Guillaume Tumerelle : Tout à fait. Il y a un très grand nombre d'études scientifiques à ce sujet, il y a des reconnaissances de maladies professionnelles assez régulières qui démontrent que ces produits provoquent des maladies. Le glyphosate a été classé cancérigène probable par le Centre international de recherche sur le cancer, qui est un organisme qui dépend de l'OMS. C'était déjà le cas lors du dernier renouvellement et ça avait d'ailleurs choqué l'opinion publique qu'on réautorise un produit classé cancérigène probable par l'OMS.

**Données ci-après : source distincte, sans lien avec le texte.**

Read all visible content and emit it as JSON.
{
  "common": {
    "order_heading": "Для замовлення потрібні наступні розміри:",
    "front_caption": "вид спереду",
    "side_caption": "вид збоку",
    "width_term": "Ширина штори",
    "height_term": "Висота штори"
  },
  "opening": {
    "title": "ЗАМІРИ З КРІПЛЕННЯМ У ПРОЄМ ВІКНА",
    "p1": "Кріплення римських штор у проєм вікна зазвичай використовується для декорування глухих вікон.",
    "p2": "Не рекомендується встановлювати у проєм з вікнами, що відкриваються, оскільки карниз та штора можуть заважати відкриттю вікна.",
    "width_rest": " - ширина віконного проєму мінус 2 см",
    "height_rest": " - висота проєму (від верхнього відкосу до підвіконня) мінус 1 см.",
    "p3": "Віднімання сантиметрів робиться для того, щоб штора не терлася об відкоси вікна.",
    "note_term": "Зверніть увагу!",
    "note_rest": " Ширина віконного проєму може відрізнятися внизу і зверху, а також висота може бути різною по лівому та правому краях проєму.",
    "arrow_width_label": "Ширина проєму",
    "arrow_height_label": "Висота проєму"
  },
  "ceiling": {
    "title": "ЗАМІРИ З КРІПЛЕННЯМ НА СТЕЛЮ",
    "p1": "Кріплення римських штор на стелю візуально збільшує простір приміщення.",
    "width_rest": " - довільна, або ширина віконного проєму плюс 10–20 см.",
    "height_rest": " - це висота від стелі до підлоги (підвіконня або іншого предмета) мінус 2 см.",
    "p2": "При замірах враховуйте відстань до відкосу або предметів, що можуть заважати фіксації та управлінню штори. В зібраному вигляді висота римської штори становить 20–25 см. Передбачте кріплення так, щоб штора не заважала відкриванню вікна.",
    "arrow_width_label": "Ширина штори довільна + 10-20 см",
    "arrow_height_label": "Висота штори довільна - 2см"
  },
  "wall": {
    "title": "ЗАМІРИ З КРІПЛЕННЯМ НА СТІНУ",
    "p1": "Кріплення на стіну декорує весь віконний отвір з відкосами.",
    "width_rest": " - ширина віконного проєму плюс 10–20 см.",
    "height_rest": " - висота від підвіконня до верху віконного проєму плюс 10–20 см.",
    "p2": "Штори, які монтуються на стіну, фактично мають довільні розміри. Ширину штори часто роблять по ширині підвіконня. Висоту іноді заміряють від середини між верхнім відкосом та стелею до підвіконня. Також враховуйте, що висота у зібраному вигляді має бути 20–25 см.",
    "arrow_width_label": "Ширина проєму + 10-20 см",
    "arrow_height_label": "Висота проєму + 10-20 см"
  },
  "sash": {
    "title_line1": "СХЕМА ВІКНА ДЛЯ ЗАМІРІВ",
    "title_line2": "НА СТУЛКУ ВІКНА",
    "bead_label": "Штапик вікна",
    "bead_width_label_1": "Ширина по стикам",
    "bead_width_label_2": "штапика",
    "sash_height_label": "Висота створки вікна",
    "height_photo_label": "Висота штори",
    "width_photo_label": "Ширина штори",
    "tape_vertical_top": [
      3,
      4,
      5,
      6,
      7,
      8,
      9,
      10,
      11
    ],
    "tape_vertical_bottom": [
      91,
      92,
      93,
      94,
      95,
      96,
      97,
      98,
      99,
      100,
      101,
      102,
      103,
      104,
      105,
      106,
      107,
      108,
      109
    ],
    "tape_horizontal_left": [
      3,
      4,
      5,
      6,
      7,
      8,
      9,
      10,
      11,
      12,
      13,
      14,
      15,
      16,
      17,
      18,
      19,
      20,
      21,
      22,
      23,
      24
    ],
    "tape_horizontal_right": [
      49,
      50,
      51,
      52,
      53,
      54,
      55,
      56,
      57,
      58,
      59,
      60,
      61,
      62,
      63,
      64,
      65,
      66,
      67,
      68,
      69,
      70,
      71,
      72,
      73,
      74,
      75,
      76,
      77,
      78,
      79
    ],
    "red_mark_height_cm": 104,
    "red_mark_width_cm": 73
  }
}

Le ministre de l'Agriculture disait sur franceinfo qu'on a une agence indépendante, l'Anses, qui ne s'oppose pas au glyphosate. Qu'est-ce-que vous lui répondez ?

Il y a un problème de méthodologie et de réglementation européenne. Elle prévoit que lorsqu'on reconduit ou qu'on autorise une substance active, comme le glyphosate, il faut se baser sur toutes les études scientifiques qui concernent la substance active, mais aussi tous les produits composés à partir de cette substance active. Aujourd'hui, l'Agence européenne et l'Agence française écartent toutes les publications sur le produit complet, composé d'une partie de glyphosate et d'autres substances qui rendent le produit jusqu'à 10 000 fois plus toxiques. On ne retient que les études portant sur la molécule toute seule, et donc on écarte un grand nombre d'études, notamment universitaires, pour ne se concentrer que sur les études industrielles qui ne portent que sur la substance active, qui en elle-même, est moins toxique que les produits complets qui sont commercialisés.

Donc il faut pousser les études plus loin, les élargir ?

Tout à fait, d'ailleurs aujourd'hui, il y a un arrêt de la Cour européenne qui a été rendu, le 1er octobre 2019, qui prévoit que les évaluations doivent tenir compte des effets cocktails, donc des effets des produits les uns avec les autres, ce qui n'est pas le cas aujourd'hui.

Les défenseurs du glyphosate disent que si vous utilisez ce produit en suivant bien le mode d'emploi, les consignes, alors il n'y a pas de danger prouvé...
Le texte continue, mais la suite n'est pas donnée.